Dr. Van Zandt, 57, will replace Bob Kerrey, a former Nebraska senator and presidential candidate, whose nine-year tenure was characterized by a huge expansion of the university, but also by student sit-ins and criticism from the faculty over what his detractors said was an autocratic leadership style.
Mr. Kerrey, who will be 67 on Friday, announced in May 2009 that he would step down when his contract expired in July 2011. He will instead stay on through the end of December 2010.
The contrasts between the two leaders are immediately apparent. Dr. Van Zandt is an academic, not a politician, and has a reputation for driving change through low-key, data-driven discussion and consensus. Mr. Kerrey is the first to admit he loves controversy and welcomes passionate debate.

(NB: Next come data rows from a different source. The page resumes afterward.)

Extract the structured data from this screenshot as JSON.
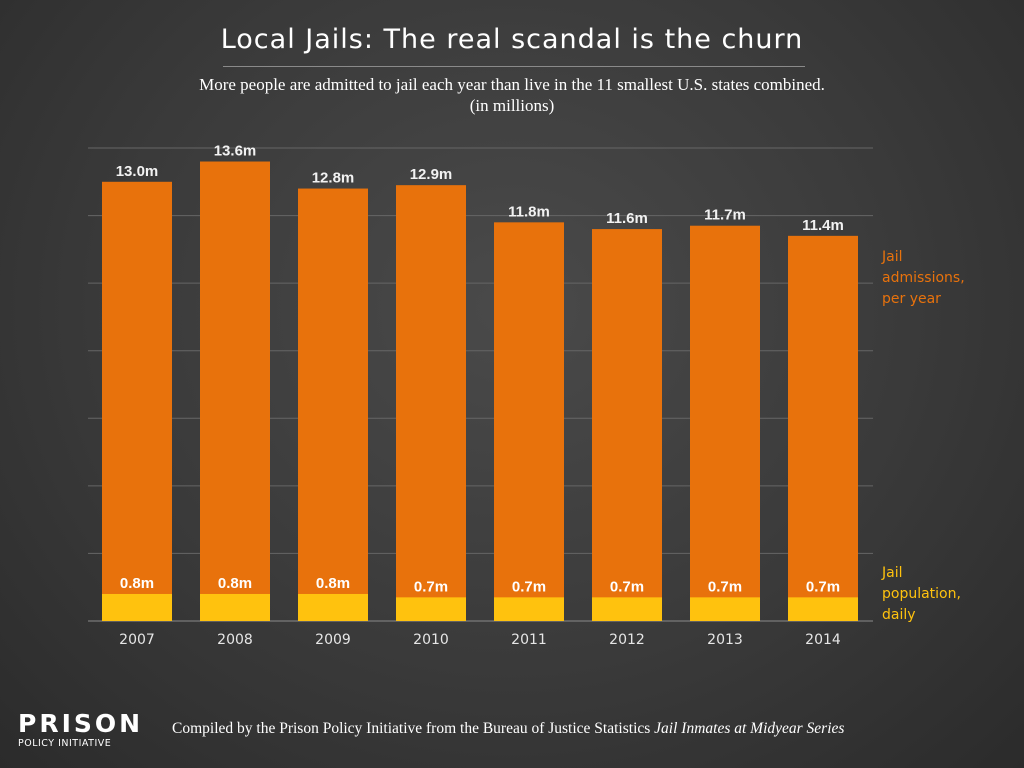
{
  "title": "Local Jails: The real scandal is the churn",
  "subtitle_line1": "More people are admitted to jail each year than live in the 11 smallest U.S. states combined.",
  "subtitle_line2": "(in millions)",
  "legend": {
    "admissions_line1": "Jail",
    "admissions_line2": "admissions,",
    "admissions_line3": "per year",
    "population_line1": "Jail",
    "population_line2": "population,",
    "population_line3": "daily"
  },
  "logo": {
    "word": "PRISON",
    "sub": "POLICY INITIATIVE"
  },
  "source": {
    "prefix": "Compiled by the Prison Policy Initiative from the Bureau of Justice Statistics ",
    "italic": "Jail Inmates at Midyear Series"
  },
  "colors": {
    "admissions": "#e8720c",
    "population": "#ffc20e",
    "grid": "#666666",
    "text": "#ffffff",
    "axis_text": "#e6e6e6"
  },
  "chart_data": {
    "type": "bar",
    "stacked": true,
    "categories": [
      "2007",
      "2008",
      "2009",
      "2010",
      "2011",
      "2012",
      "2013",
      "2014"
    ],
    "series": [
      {
        "name": "Jail population, daily",
        "values": [
          0.8,
          0.8,
          0.8,
          0.7,
          0.7,
          0.7,
          0.7,
          0.7
        ],
        "labels": [
          "0.8m",
          "0.8m",
          "0.8m",
          "0.7m",
          "0.7m",
          "0.7m",
          "0.7m",
          "0.7m"
        ],
        "color": "#ffc20e"
      },
      {
        "name": "Jail admissions, per year",
        "values": [
          13.0,
          13.6,
          12.8,
          12.9,
          11.8,
          11.6,
          11.7,
          11.4
        ],
        "labels": [
          "13.0m",
          "13.6m",
          "12.8m",
          "12.9m",
          "11.8m",
          "11.6m",
          "11.7m",
          "11.4m"
        ],
        "color": "#e8720c"
      }
    ],
    "ylim": [
      0,
      14
    ],
    "grid": true,
    "legend_position": "right"
  }
}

Dr. Van Zandt will be charged with further integrating the disparate pieces of the New School, which has eight academic divisions, including the well-known Parsons the New School for Design and the less-known Eugene Lang College the New School for Liberal Arts. (Among the things Mr. Kerrey was criticized for were those awkward names, part of a branding effort in 2005 that aimed to improve cohesion. Indeed, Dr. Van Zandt said that when he was contacted about the job, he did not know Parsons was part of the New School.)
Mr. Kerrey centralized much of the university’s administrative and operational functions, but said there was still work to be done to integrate the academic divisions. “It is no longer is a confederation, though there are people who think it should be,” Mr. Kerrey said Thursday.
Michael J. Johnston, the chairman of the board of trustees, said the search committee and board were attracted to Dr. Van Zandt’s record of change at Northwestern. “He stood out as a person of balance — not only an academic and someone who loves order and process, and not only a teacher with a passion for learning, but someone who spent 15 years as a really good agent of change at Northwestern.” Mr. Johnston said.
He said the search committee was originally concerned that Dr. Van Zandt’s leadership experience — at a law school — was too narrow, but as the interviews progressed, it was clear he had the breadth they sought.